To start, it would be nice to have a simple counter. Suppose we want to count the number of lines in a file. If we already have a Pipe[String] containing each line, we could do something like this:
| val p:Pipe[String,String] = ??? |
| var counter = 0 |
| p.map { i => |
| counter += 1 |
| i |
| } |
| // ... |
| uv_run(EventLoop.loop,UV_RUN_DEFAULT) |
| println(s"saw $counter elements") |
This is reasonably idiomatic Scala, and easy enough to follow, but in most Scala streaming libraries, it’s strongly discouraged or forbidden. Due to some particularities of the JVM’s memory model, sharing mutable state across threads can result in a wide variety of unintended behaviors. However, in our single-threaded, event-loop runtime, this is perfectly safe, just like using a var in a for loop! But if we want to, we can still package this up as a self-contained Pipe class:
| case class CounterSink[T]() extends Pipe[T,Nothing] { |
| var counter = 0 |
| override def feed(input:T) = { |
| counter += 1 |
| } |
| } |
We can then instantiate it, and extract the value at the end, like so:
| val p:Pipe[String] = ??? |
| val c = p.addDestination(Counter()) |
| uv_run(EventLoop.loop,UV_RUN_DEFAULT) |
| println(s"saw ${c.counter} elements") |
With that basic pattern in place, we can treat some more complex cases. Perhaps the most relevant one is tokenization. This is what we would use to take the buffer-sized strings that we get from our STDIN pipe, and transform them into proper line-terminated strings. One could make a rough attempt at implementing it like so:
| val p:Pipe[String] = ??? |
| p.mapConcat { content => |
| content.split("\n") |
| }.mapConcat { line => |
| line.split(" ") |
| }.map { word => |
| println(s"saw word: ${word}") |
| } |
| uv_run(EventLoop.loop,UV_RUN_DEFAULT) |
| println(s"saw ${c.counter} elements") |
But this has a serious flaw. This code will badly malfunction if a buffer boundary doesn’t fall precisely on a line-ending character, which is going to be the case almost all of the time. To implement this properly, we need to maintain a buffer containing any “leftover” string content so that we can wait for the next line-ending character to come through. We also need special handling of the end of a stream so that we remember to emit any remaining contents of the buffer before we signal done() to downstream consumers.
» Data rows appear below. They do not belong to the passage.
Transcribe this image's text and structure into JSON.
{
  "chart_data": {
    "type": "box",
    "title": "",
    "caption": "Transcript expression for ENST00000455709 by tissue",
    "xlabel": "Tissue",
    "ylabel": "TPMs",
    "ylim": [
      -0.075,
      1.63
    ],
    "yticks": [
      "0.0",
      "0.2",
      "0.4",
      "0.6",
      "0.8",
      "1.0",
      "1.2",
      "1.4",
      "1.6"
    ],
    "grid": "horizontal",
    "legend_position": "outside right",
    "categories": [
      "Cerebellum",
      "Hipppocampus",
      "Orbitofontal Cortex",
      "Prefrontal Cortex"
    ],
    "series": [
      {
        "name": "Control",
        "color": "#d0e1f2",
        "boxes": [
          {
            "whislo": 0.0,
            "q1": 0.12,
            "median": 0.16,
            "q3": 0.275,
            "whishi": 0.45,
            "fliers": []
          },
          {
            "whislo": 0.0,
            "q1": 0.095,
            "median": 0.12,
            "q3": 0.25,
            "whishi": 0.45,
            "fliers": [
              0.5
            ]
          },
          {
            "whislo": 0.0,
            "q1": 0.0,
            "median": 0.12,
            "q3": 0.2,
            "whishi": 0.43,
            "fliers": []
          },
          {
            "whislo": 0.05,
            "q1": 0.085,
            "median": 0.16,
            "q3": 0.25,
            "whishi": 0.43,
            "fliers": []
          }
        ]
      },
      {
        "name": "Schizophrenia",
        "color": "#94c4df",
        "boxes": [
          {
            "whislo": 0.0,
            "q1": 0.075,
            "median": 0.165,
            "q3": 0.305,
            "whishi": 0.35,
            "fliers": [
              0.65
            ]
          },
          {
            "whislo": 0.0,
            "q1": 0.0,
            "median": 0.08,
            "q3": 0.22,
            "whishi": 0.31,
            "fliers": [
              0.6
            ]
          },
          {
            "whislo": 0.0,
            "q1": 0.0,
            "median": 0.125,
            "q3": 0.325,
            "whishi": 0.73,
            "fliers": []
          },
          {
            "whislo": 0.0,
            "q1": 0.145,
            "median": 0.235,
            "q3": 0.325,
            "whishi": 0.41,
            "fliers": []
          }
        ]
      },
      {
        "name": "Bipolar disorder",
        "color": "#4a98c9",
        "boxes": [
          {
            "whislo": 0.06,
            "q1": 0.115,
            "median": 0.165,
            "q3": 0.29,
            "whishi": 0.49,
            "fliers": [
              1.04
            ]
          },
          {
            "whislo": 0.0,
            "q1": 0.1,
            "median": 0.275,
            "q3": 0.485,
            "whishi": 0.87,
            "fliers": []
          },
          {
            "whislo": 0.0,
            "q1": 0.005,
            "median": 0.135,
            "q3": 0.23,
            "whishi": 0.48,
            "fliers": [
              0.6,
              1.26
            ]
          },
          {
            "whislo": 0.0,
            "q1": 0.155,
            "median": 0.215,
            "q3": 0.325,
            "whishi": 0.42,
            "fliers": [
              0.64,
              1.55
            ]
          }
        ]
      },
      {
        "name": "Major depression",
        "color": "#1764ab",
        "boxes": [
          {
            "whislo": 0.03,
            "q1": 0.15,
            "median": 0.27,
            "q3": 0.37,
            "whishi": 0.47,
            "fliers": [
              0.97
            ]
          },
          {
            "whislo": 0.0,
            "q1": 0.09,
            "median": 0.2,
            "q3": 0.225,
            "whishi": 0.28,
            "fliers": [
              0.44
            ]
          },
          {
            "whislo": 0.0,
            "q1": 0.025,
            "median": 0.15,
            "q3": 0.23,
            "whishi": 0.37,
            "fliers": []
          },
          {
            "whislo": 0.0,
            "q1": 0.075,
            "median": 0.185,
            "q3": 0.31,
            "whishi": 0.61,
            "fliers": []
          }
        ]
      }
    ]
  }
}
| case class Tokenizer(separator:String) extends Pipe[String,String] { |
| var buffer = " " |
| |
| def scan(input:String):Seq[String] = { |
| println(s"scanning: '$input'") |
| buffer = buffer + input |
| var o:Seq[String] = Seq() |
| while (buffer.contains(separator)) { |
| val space_position = buffer.indexOf(separator) |
| val word = buffer.substring(0,space_position) |
| o = o :+ word |
| buffer = buffer.substring(space_position + 1) |
| } |
| o |
| |
| } |
| override def feed(input:String):Unit = { |
| for (h <- handlers; |
| word <- scan(input)) { |
| h.feed(word) |
| } |
| } |
| override def done():Unit = { |
| println(s"done! current buffer: $buffer") |
| for (h <- handlers) { |
| h.feed(buffer) |
| h.done() |
| } |
| } |
| } |
We could even generalize this further in a more functional style, by accepting a fold function and an initial value in the style of Scala’s powerful foldLeft method:
| case class FoldPipe[I,O](init:O)(f:(O,I) => O) extends Pipe[I,O] { |
| var accum = init |
| |
| override def feed(input:I):Unit = { |
| accum = f(accum,input) |
| for (h <- handlers) { |
| h.feed(accum) |
| } |
| } |
| |
| override def done():Unit = { |
| for (h <- handlers) { |
| h.done() |
| } |
| } |
| } |
In some ways, however, the more direct implementation style may be preferable; the subtleties of how to handle state, and what to do with accumulated state in done(), tend to either resist easy generalization, or produce a large number of slight variations with confusing names. So for now, we’ll stick with our tokenizers.
You may also observed how similar the tokenization-buffer problem is to the problem of HTTP requests that took up more than one buffer in our async HTTP server, back in Chapter 6, Doing I/O Right, with Event Loops. Indeed, treating an HTTP request as a pipe-like stream object will point a way forward as we come closer to the end of this book.